The gene for hemochromatosis (called HFE) regulates how much iron is absorbed from the food we eat. Mutations in the gene cause hemochromatosis. When one copy of the mutated gene is inherited from one parent, the child is a carrier, but usually has no associated symptoms. When a child inherits two copies of a mutated gene (one from each parent), he or she is more likely to develop the condition.
The gene that causes genetic or hereditary hemochromatosis, called the HFE gene, was first identified on chromosome 6 in 1996. This gene helps regulate the amount of iron absorbed from food. When a mutation (change) occurs in the gene, there is a chance that a person can develop hemochromatosis.
Understanding the HFE Gene
The hemochromatosis gene provides instructions for producing a protein that is located mainly on the surface of intestinal cells, liver cells, and some cells in the immune system. During digestion, this protein helps certain cells regulate the absorption of iron into the small intestine by interacting with other proteins located on the cell surface.

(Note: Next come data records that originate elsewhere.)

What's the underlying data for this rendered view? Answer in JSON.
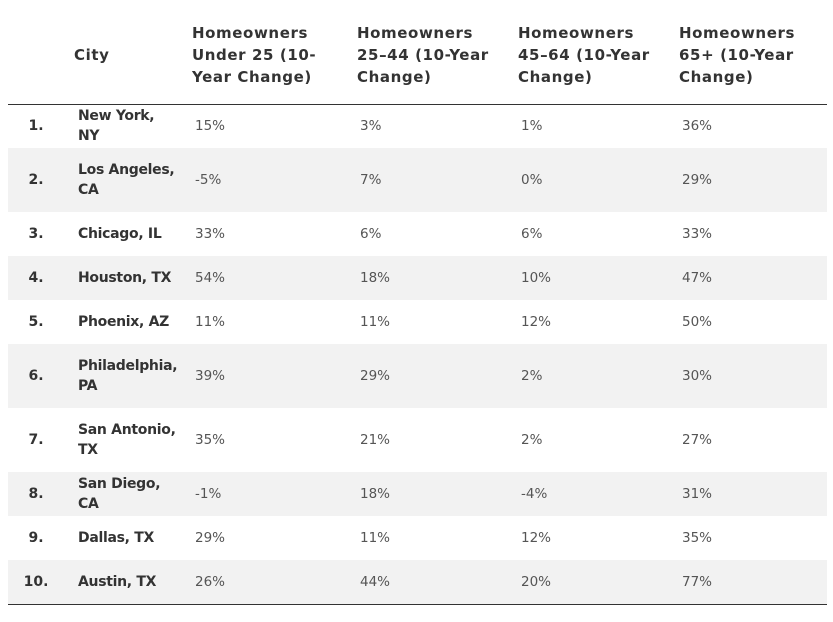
{
  "table": {
    "headers": {
      "rank": "",
      "city": "City",
      "under25": "Homeowners Under 25 (10-Year Change)",
      "age25_44": "Homeowners 25–44 (10-Year Change)",
      "age45_64": "Homeowners 45–64 (10-Year Change)",
      "age65plus": "Homeowners 65+ (10-Year Change)"
    },
    "rows": [
      {
        "rank": "1.",
        "city": "New York, NY",
        "under25": "15%",
        "age25_44": "3%",
        "age45_64": "1%",
        "age65plus": "36%"
      },
      {
        "rank": "2.",
        "city": "Los Angeles, CA",
        "under25": "-5%",
        "age25_44": "7%",
        "age45_64": "0%",
        "age65plus": "29%"
      },
      {
        "rank": "3.",
        "city": "Chicago, IL",
        "under25": "33%",
        "age25_44": "6%",
        "age45_64": "6%",
        "age65plus": "33%"
      },
      {
        "rank": "4.",
        "city": "Houston, TX",
        "under25": "54%",
        "age25_44": "18%",
        "age45_64": "10%",
        "age65plus": "47%"
      },
      {
        "rank": "5.",
        "city": "Phoenix, AZ",
        "under25": "11%",
        "age25_44": "11%",
        "age45_64": "12%",
        "age65plus": "50%"
      },
      {
        "rank": "6.",
        "city": "Philadelphia, PA",
        "under25": "39%",
        "age25_44": "29%",
        "age45_64": "2%",
        "age65plus": "30%"
      },
      {
        "rank": "7.",
        "city": "San Antonio, TX",
        "under25": "35%",
        "age25_44": "21%",
        "age45_64": "2%",
        "age65plus": "27%"
      },
      {
        "rank": "8.",
        "city": "San Diego, CA",
        "under25": "-1%",
        "age25_44": "18%",
        "age45_64": "-4%",
        "age65plus": "31%"
      },
      {
        "rank": "9.",
        "city": "Dallas, TX",
        "under25": "29%",
        "age25_44": "11%",
        "age45_64": "12%",
        "age65plus": "35%"
      },
      {
        "rank": "10.",
        "city": "Austin, TX",
        "under25": "26%",
        "age25_44": "44%",
        "age45_64": "20%",
        "age65plus": "77%"
      }
    ]
  },
  "colors": {
    "text": "#333333",
    "stripe": "#f2f2f2",
    "rule": "#333333"
  }
}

The body uses this mechanism to help monitor its supply of iron. When the proteins involved in iron sensing and absorption are functioning properly, the body absorbs only about 10 percent of the iron ingested in the diet.
Hemochromatosis research suggests that the HFE protein also helps control levels of another important iron-regulatory protein: hepcidin. Adequate levels of hepcidin are necessary to ensure that the body does not absorb and store too much iron in its tissues and organs.